How to clean them: you'll have to redraw it all by hand writing the code yourself. That is not ideal, I know. 

 

But, for complex shapes or those moments that is just impractical to write hundreds of lines of SVG code (not many people seem to be as pedantic as I am... :'( ) you can cheat.

 

The transform attributes have to be kept, because if you remove them the elements will not sit where you have drawn them.
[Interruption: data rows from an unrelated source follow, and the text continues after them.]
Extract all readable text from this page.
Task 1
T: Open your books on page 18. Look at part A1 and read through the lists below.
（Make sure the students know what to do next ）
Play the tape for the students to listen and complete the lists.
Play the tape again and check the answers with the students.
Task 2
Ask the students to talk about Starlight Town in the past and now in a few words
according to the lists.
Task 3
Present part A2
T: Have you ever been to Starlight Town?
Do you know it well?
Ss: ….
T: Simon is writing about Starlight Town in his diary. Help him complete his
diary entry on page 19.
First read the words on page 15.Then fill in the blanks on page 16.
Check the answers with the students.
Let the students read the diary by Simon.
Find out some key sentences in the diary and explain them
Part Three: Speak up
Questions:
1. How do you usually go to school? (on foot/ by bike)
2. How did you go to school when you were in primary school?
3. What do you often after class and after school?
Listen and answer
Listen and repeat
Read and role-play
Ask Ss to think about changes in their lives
You will still have to do some editing by hand, by grouping the parts in another layer and animating that one <g> tag, rather than the one that contains the transform attributes.

 

Here's some pseudo-code to illustrate:

 

Initial

<g id="cuore" transform="translate(137.000000, 158.000000)">
 <path d="M2.5,21.733 C2.374,21.57 0.341,18.936 1.91,15.733 L2.153,15.231 C4.045,11.301 8.475,2.098 24.342,1.952 L24.706,1.952 C40.575,2.098 45.005,11.301 46.897,15.231 L47.139,15.733 C48.707,18.935 46.675,21.569 46.587,21.68 L38.835,32.819 L24.526,32.786 L10.213,32.819 L2.5,21.733 L2.5,21.733 Z" id="Shape" fill="#46354F"></path>
</g>

 

Amended

<g id="cuore">
 <g transform="translate(137.000000, 158.000000)">
  <path d="M2.5,21.733 C2.374,21.57 0.341,18.936 1.91,15.733 L2.153,15.231 C4.045,11.301 8.475,2.098 24.342,1.952 L24.706,1.952 C40.575,2.098 45.005,11.301 46.897,15.231 L47.139,15.733 C48.707,18.935 46.675,21.569 46.587,21.68 L38.835,32.819 L24.526,32.786 L10.213,32.819 L2.5,21.733 L2.5,21.733 Z" id="Shape" fill="#46354F"></path>
 </g>
</g>

This is obviously a hack, it works because each <g> tag has its own viewport and local coordinate system. Which is actually the very reason why the transform attributes work and break the animation in the first place.

 

Hope that helps you.

 

And yes, we can see your Pen just fine.